Recipe by mary winecoff
Pancetta is an Italian bacon. This also adds fresh spinach. This recipe is from"Turn Up the Heat" by Garvin
Top Review by Outta Here
Loved the pancetta in this soup. All the flavor of ham or bacon without all the salt. And the addition of spinach is a nice touch. I only pureed half of the soup with the spinach, because I wanted some of the vegies and pancetta pieces left for texture. Will be making this again! Made for Fall 2008 PAC.
- 118.29 ml olive oil
- 226.79 g pancetta, diced small
- 14.79 ml garlic, chopped
- 14.79 ml shallot, chopped
- 1 medium onion, diced small
- 3 stalk celery, diced small
- 2 carrots, diced small
- 453.59 g bag dried split peas, sorted and rinsed
- 1892.0 ml chicken stock
- 14.79 ml thyme, fresh and chopped
- 14.79 ml salt
- 7.39 ml black pepper
- 113.39-170.09 g fresh spinach
Directions See How It's Made
- In a stockpot, heat olive oil over medium heat. Add pancetta and cook out all the fat. Add garlic and shallot, saute until tender. Add onion, celery and carrot, saute until tender.
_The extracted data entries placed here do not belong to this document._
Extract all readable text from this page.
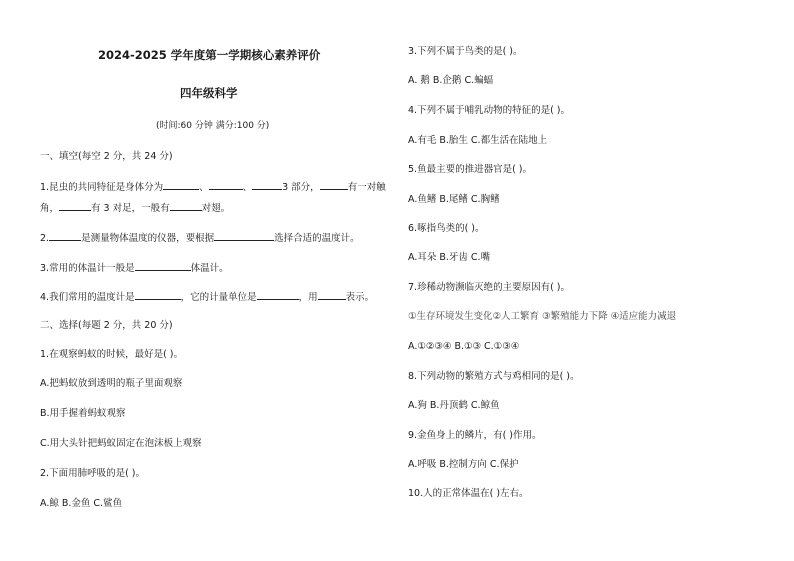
2024-2025 学年度第一学期核心素养评价
四年级科学
(时间:60 分钟 满分:100 分)
一、填空(每空 2 分，共 24 分)
1.昆虫的共同特征是身体分为	、	、	3 部分，	有一对触
角，	有 3 对足，一般有	对翅。
2.	是测量物体温度的仪器，要根据	选择合适的温度计。
3.常用的体温计一般是	体温计。
4.我们常用的温度计是	，它的计量单位是	，用	表示。
二、选择(每题 2 分，共 20 分)
1.在观察蚂蚁的时候，最好是( )。
A.把蚂蚁放到透明的瓶子里面观察
B.用手握着蚂蚁观察
C.用大头针把蚂蚁固定在泡沫板上观察
2.下面用肺呼吸的是( )。
A.鲸 B.金鱼 C.鲨鱼
3.下列不属于鸟类的是( )。
A. 鹅 B.企鹅 C.蝙蝠
4.下列不属于哺乳动物的特征的是( )。
A.有毛 B.胎生 C.都生活在陆地上
5.鱼最主要的推进器官是( )。
A.鱼鳍 B.尾鳍 C.胸鳍
6.啄指鸟类的( )。
A.耳朵 B.牙齿 C.嘴
7.珍稀动物濒临灭绝的主要原因有( )。
①生存环境发生变化②人工繁育 ③繁殖能力下降 ④适应能力减退
A.①②③④ B.①③ C.①③④
8.下列动物的繁殖方式与鸡相同的是( )。
A.狗 B.丹顶鹤 C.鲸鱼
9.金鱼身上的鳞片，有( )作用。
A.呼吸 B.控制方向 C.保护
10.人的正常体温在( )左右。
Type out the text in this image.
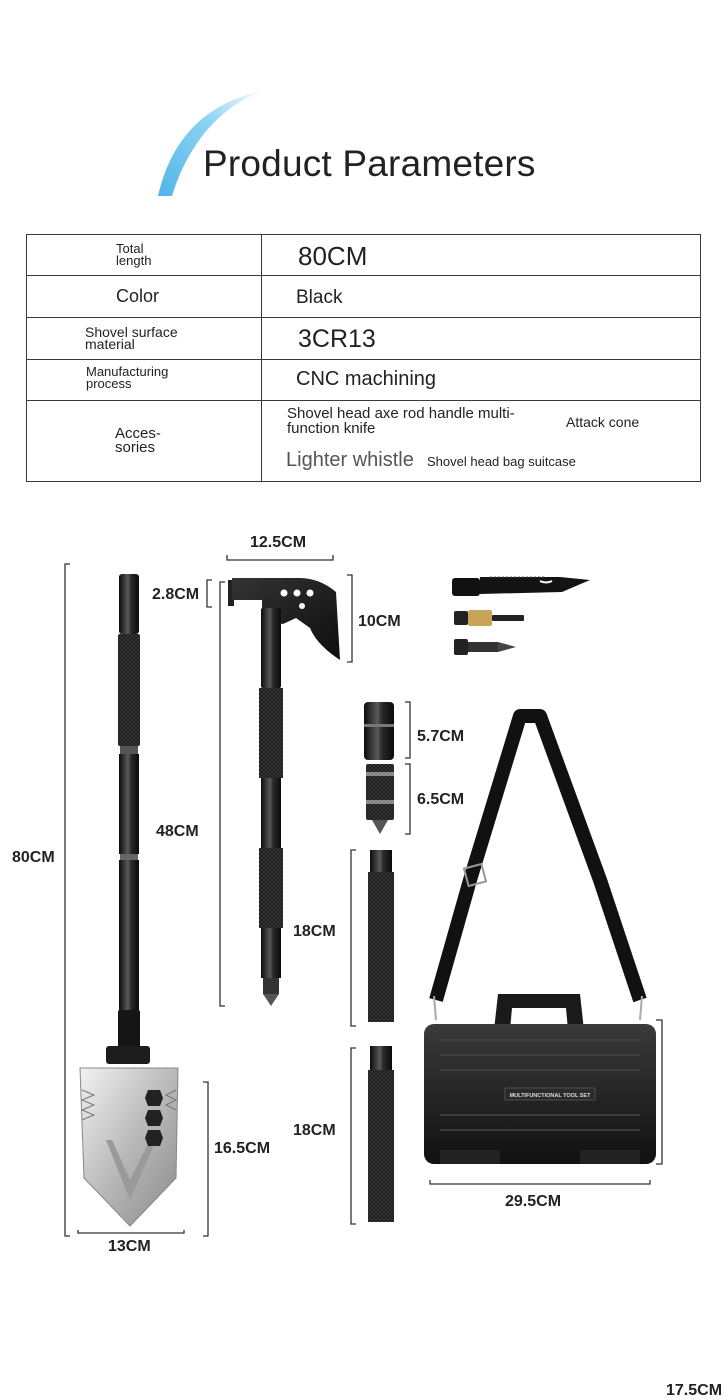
Product Parameters
Total
length	80CM

Color	Black

Shovel surface
material	3CR13

Manufacturing
process	CNC machining

Acces-
sories	Shovel head axe rod handle multi-
function knife Attack cone
Lighter whistle Shovel head bag suitcase
MULTIFUNCTIONAL TOOL SET
12.5CM
2.8CM
10CM
80CM
48CM
5.7CM
6.5CM
18CM
18CM
16.5CM
13CM
17.5CM
29.5CM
- Stir in split peas; combine well. Add chicken stock, thyme, salt and pepper. Bring to a boil. Reduce heat and simmer until peas are soft and are falling apart. Remove from heat and cool slightly.
- Place a few ladles of soup into a blender and add a couple handfuls of spinach. Blend until spinach is incorporated. Place soup in a second pot. Repeat with remaining soup and spinach. Warm soup over very low heat.